The FTC further criticizes reliance on the use of cookies for opt-out methods, since privacy settings and other tools frequently delete or block cookies that can remind a Web site or service that a user has opted out of data collection. What the next technological leap will be that replaces cookies remains unclear. Based on the continued aversion to cookies by privacy activist groups and the FTC, it is not unlikely that this next technological leap will be similarly targeted shortly after it comes into use.

Self-Regulatory Efforts Underway

While MRA has specifically covered behavioral tracking in our Code of Ethics, we are keeping an eye on self-regulatory efforts across other industries, such as the Network Advertising Initiative (NAI) standards for behavioral tracking late last year, an assessment tool release by the Center for Democracy and Technology (CDT), new tools from Google and Yahoo! to allow users to opt out of targeted advertising and the newest version of Microsoft’s Internet Explorer, which will include tools to prevent the accumulation of behavioral data online.

Not Just an Issue in the U.S.

The European Union Consumers Commissioner Meglena Kuneva, at a recent roundtable discussion on online data protection, criticized online behavioral targeting as “increasingly pervasive,” noting that “consumers understandably feel uncomfortable.” Like the FTC, she has called for self-regulatory “principles of acceptable behavior.”

What Next?

While the FTC’s Principles are only “guidelines” for how industry should regulate itself, new FTC Chairman Jon Leibowitz said, “This could be the last clear chance to show that self-regulation can – and will – effectively protect consumers’ privacy.”

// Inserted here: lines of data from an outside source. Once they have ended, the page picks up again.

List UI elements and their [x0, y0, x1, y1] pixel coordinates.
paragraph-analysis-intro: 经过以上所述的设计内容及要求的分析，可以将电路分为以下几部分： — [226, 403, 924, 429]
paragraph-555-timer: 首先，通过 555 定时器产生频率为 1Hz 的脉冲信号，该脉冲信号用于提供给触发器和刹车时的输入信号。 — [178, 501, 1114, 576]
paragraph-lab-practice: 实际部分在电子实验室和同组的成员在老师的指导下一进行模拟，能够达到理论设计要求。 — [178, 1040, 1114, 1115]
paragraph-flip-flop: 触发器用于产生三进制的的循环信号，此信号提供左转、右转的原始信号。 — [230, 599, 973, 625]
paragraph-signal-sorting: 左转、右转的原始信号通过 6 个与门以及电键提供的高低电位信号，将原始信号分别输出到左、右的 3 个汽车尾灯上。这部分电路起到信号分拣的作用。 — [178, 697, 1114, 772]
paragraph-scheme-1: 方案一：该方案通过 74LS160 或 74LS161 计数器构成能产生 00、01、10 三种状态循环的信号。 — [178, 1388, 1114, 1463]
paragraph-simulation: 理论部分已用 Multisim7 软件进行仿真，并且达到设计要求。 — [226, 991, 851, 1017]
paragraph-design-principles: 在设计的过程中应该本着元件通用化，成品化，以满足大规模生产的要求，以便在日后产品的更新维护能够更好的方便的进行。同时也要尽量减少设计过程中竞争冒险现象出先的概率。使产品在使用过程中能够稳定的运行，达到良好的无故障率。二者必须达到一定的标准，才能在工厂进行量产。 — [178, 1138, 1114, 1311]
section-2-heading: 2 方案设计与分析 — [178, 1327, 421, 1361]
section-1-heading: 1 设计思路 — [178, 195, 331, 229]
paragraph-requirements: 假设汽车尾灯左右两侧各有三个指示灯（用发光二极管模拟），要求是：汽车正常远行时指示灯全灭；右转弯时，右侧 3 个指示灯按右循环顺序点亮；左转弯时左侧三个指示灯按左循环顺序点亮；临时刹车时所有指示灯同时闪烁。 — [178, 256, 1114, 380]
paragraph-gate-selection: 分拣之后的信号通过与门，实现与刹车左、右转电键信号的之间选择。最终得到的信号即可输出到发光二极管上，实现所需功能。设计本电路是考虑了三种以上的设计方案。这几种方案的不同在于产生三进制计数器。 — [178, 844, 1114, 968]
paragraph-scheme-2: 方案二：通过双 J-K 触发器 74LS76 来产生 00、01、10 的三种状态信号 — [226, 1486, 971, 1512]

Not interested in waiting to see, legislators in Connecticut (A. 1393), Massachusetts (H.B. 4822) and New York (S. 616) have introduced legislation to restrict behavioral tracking.

In Congress, Rep. Rick Boucher (D-VA), Chairman of the Energy and Commerce Committee’s Telecommunications and the Internet Subcommittee, is considering legislation to more broadly eliminate the “self” from “self-regulatory” on this issue. Upon the final Principles’ release, Rep. Boucher remarked, “At a minimum, it is important that consumers understand what information is collected by Web sites, to show how that information is used, and then to be able to let consumers make choices about whether or not that information is collected and whether or not it is used in a certain way.” Senator Byron Dorgan (D-ND) has also expressed interest.

MRA will be working with Rep. Boucher, Senator Dorgan, other Congressmen, and state legislators to ensure that any legislation protects the interests of the research profession.


Disclaimer: The information provided in this article is for guidance and informational purposes only. It is not intended to be a substitute for legal advice. MRA advises all parties to consult with private legal counsel regarding the interpretation and application of any laws to your business.